Empowering everyday individuals and organizations by making cybersecurity more accessible and top-of-mind.
Over 15 years of experience; leading the strategic and technical delivery of critical security initiatives and transforming business value. Strongly believes that data security and privacy are key as a business brand differentiator, especially in the era of a globally interconnected and remote access world where the perimeter has expanded and unauthorized access, intrusion, hacking, modification, and ransomware are on the rise.
An energetic cyber security leader who transforms Information security into an outstanding strategic business value. Led development of an enterprise-wide management information security framework and strategy resulting in a 35% reduction in incidents annually. Created security and information technology programs that leverage organization-wide resources to guard the confidentiality, integrity, and availability (CIA) of business-critical data, infrastructure, Intellectual property (IP), and the privacy of personal and confidential Information. Developed resolute teams with increasing responsibilities fostering an internal philosophy of continuous improvement to influence and drive positive change.
Raising the ROI in technology and developing end-to-end IT security strategy and system architecture that delivers world-class secure service reliability and consistently achieves first-quartile customer satisfaction. Outstanding collaborator with external clients, internal stakeholders, third-party service providers, and employees to create a culture rich in cybersecurity awareness. Closely collaborates with senior leadership and administration to evaluate security threats and to advocate for each of their individual information security and technology needs. Achieves goals through influencing and communicating threats and risk-related concepts to technical and non-technical audiences lessening the odds and impact of cyberattacks. Excels at synergizing people, processes, and technology around proactive layers of defense.
An analytical security professional driving confidentiality, integrity, and availability (CIA) balancing complex projects, and protecting information from accidental or malicious disclosure. A full career translating information security to business risk, improving efficiency and cyber-intelligence with robust security programs, developing strong and clear security roadmaps, maintain business continuity, increasing ROI and reducing costs.

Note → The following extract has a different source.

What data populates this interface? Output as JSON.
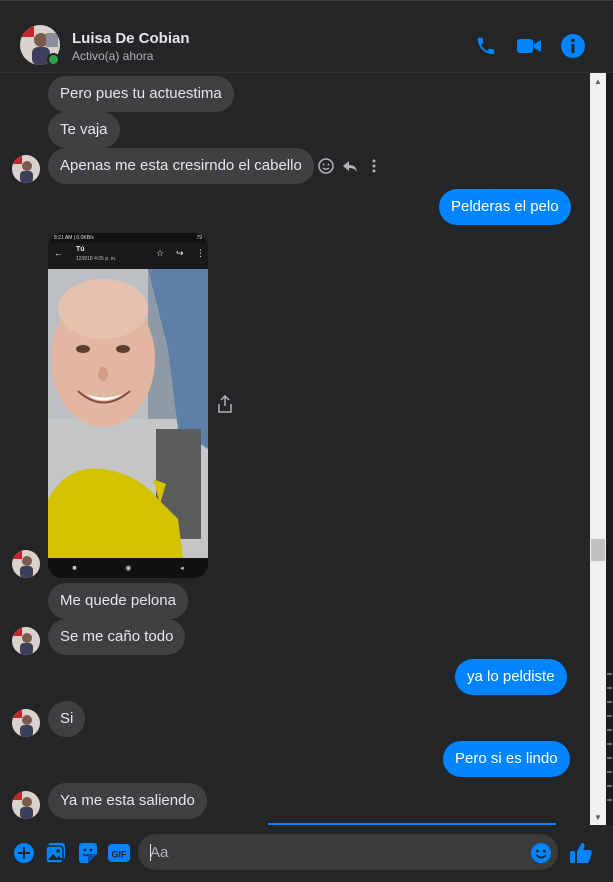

BLENDING TECHNOLOGY AND MANAGEMENT EXPERTISE FOR BUSINESS SUCCESS - Continually drives measurable operational results: always keeping the customer first, utilizing technology, resource planning, and project management to maintain IT operations, striving for business process improvements, creating strong governance structures, raising security awareness, conducting audits and assessments, and leading incident response and security investigations to minimize risks and IT service disruptions. Business executives and security partners alike seek his advice and opinion at meetings, roundtables, and conferences for IT governance, privacy, and cybersecurity strategy.
Compliance & Regulatory Framework Experience and Key Skills
Compliance & Regulatory Frameworks: ITIL, NIST 800-53 and 171, SANS Top 20 CSC, PCI-DDS, ISO27001, CMMI, CMMC, HIPAA, Privacy Acts, GLBA, SOX, SOC2, FISMA, and GDPR.
Managerial Skills: Customer service, team leadership and building, budgets, change and project management, employee engagement & training, governance, communications, collaboration, coaching, mentoring, performance management (metrics and KPI’s), professional development, vendor relations, on-prem infrastructure, and multi-site operations.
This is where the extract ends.